“Cada dia com a sua agonia”, disse a presidente Dilma Rousseff, depois dos jornalistas de Brasília insistirem muito para que ela falasse sobre as mudanças na remuneração da caderneta de poupança. A “agonia” da vez é exatamente ela, a poupança.
“Não há uma solução brilhante. Qualquer solução terá alguma consequência negativa que terá que ser reolvida ao longo do tempo. O assunto é complexo e dá uma tentação de usar paliativos”, alerta Gustavo Loyola, ex-presidente do Banco Central.
Para acalmar os ânimos, a presidente Dilma disse mais aos jornalistas: “Não adianta vocês anteciparem (possíveis medidas). Sem dúvida nenhuma todas as questões vão ser avaliadas pelo governo com muita calma, muita tranqüilidade”.
Mas o debate já está acalorado. Analistas trocam informações, os jornais apresentam soluções possíveis que estariam sendo avaliadas pelo governo, para que o rendimento da caderneta não prejudique uma queda maior da taxa de juros básica da economia.
Explico: as aplicações na caderneta têm rendimento garantido pela TR mais 6% ao ano, o que dá, atualmente, 6,17%aa. Se o BC seguir firme no corte dos juros, na semana passada ele baixou a taxa para 9% ao ano, os investidores podem ficar tentados a mudar de um fundo de renda fixa, por exemplo, para a velha e boa caderneta.

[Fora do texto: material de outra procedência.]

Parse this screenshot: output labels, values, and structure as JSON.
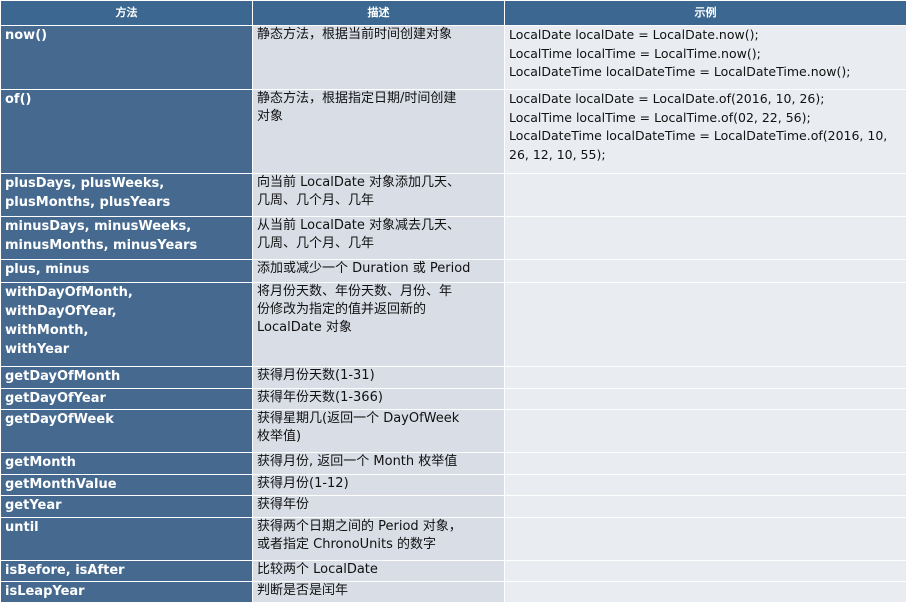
{
  "table": {
    "headers": [
      "方法",
      "描述",
      "示例"
    ],
    "rows": [
      {
        "method": "now()",
        "description": "静态方法，根据当前时间创建对象",
        "example": "LocalDate localDate = LocalDate.now();\nLocalTime localTime = LocalTime.now();\nLocalDateTime localDateTime = LocalDateTime.now();"
      },
      {
        "method": "of()",
        "description": "静态方法，根据指定日期/时间创建\n对象",
        "example": "LocalDate localDate = LocalDate.of(2016, 10, 26);\nLocalTime localTime = LocalTime.of(02, 22, 56);\nLocalDateTime localDateTime = LocalDateTime.of(2016, 10,\n26, 12, 10, 55);"
      },
      {
        "method": "plusDays, plusWeeks,\nplusMonths, plusYears",
        "description": "向当前 LocalDate 对象添加几天、\n几周、几个月、几年",
        "example": ""
      },
      {
        "method": "minusDays, minusWeeks,\nminusMonths, minusYears",
        "description": "从当前 LocalDate 对象减去几天、\n几周、几个月、几年",
        "example": ""
      },
      {
        "method": "plus, minus",
        "description": "添加或减少一个 Duration 或 Period",
        "example": ""
      },
      {
        "method": "withDayOfMonth,\nwithDayOfYear,\nwithMonth,\nwithYear",
        "description": "将月份天数、年份天数、月份、年\n份修改为指定的值并返回新的\nLocalDate 对象",
        "example": ""
      },
      {
        "method": "getDayOfMonth",
        "description": "获得月份天数(1-31)",
        "example": ""
      },
      {
        "method": "getDayOfYear",
        "description": "获得年份天数(1-366)",
        "example": ""
      },
      {
        "method": "getDayOfWeek",
        "description": "获得星期几(返回一个 DayOfWeek\n枚举值)",
        "example": ""
      },
      {
        "method": "getMonth",
        "description": "获得月份, 返回一个 Month 枚举值",
        "example": ""
      },
      {
        "method": "getMonthValue",
        "description": "获得月份(1-12)",
        "example": ""
      },
      {
        "method": "getYear",
        "description": "获得年份",
        "example": ""
      },
      {
        "method": "until",
        "description": "获得两个日期之间的 Period 对象，\n或者指定 ChronoUnits 的数字",
        "example": ""
      },
      {
        "method": "isBefore, isAfter",
        "description": "比较两个 LocalDate",
        "example": ""
      },
      {
        "method": "isLeapYear",
        "description": "判断是否是闰年",
        "example": ""
      }
    ]
  }
}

A poupança não paga imposto nem taxa de administração. Para ter esses benefícios, os poupadores aceitam ganhar menos do que os outros produtos oferecidos pelos bancos. Enquanto a taxa Selic, referência para rendimento dos fundos de renda fixa, estava alta, a remuneração da poupança ficava conservadora demais. Com a Selic mais baixa, muito perto da TR, pode ficar mais barato e mais rentável migrar para a poupança, que além de isenta, não corre riscos.

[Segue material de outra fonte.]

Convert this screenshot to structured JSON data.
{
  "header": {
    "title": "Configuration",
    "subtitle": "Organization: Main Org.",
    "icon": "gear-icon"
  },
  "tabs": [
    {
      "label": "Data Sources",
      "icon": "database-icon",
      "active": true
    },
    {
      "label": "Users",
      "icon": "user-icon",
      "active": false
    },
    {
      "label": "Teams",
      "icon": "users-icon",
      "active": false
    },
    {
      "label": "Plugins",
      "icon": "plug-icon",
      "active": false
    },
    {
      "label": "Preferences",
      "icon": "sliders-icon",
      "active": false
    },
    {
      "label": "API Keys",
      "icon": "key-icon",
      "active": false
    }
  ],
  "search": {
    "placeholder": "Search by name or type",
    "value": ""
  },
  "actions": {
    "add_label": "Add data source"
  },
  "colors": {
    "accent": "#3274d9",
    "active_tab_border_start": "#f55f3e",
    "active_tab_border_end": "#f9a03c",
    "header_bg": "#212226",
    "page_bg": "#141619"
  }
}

Essa migração tem efeitos negativos. Se os bancos comprarem menos títulos do governo para aplicar o dinheiro dos seus investidores, pode haver problemas na gestão da divida pública. Para os bancos, não é tão grave, desde que não haja um descasamento das operações de crédito em suas carteiras. O crédito imobiliário pode receber uma injeção de recursos, já que os depósitos na caderneta são direcionados para os financiamentos. Mas pode ser uma coisa passageira, que pode causar desequilíbrios no sistema.
“Em algum momento isso terá que acontecer. Se estamos pensando em juros baixos, temos que mexer. O governo tem que pensar com calma, discutir com mercado, a solução está ao final de um labirinto. Não é uma coisa para se fazer de supetão”, diz Loyola.
No escaninho das ideias para mudar o rendimento da poupança estão: tributação dos depósitos para valores mais altos; atrelar a remuneração a um porcentual da Selic; acabar com os 6% que se somam à TR para o cálculo do rendimento; entre outras. Entre elas há as de execução mais simples e rápida, mas com efeitos arriscados no curto prazo. Há também as mais complexas, mas com visão de longo prazo e planejamento para correção dos rumos durante a mudança.
Enquanto a solução não vem, o economista Gustavo Loyola sugere que se mude a pergunta sobre a necessidade de se mexer na poupança agora. “Eu acredito que, nesse processo, devemos olhar para o que queremos para o crédito imobiliário no país e não por causa de juros mais baixos. Há um consenso de que o crédito imobiliário no país ainda é muito baixo, precisa crescer. Mexer na poupança é mexer com os tomadores de crédito imobiliário. Tem que ser uma equação equilibrada. Essa é a pergunta que nós precisamos fazer”.
A boa noticia desse debate é que ele revela um amadurecimento da economia brasileira. As barreiras de hoje foram a proteção para os poupadores da caderneta durante décadas. Hoje, ela não faz mais sentido com a economia estável, inflação sob controle e dívida pública em patamares bem baixos. Nesse ambiente, o país pode começar a limpar as “jabuticabas” da política econômica brasileira, mas sem deixar as cascas pelo caminho.
Thais Heredia – Jornalista com experiência na cobertura de economia e política em Brasília.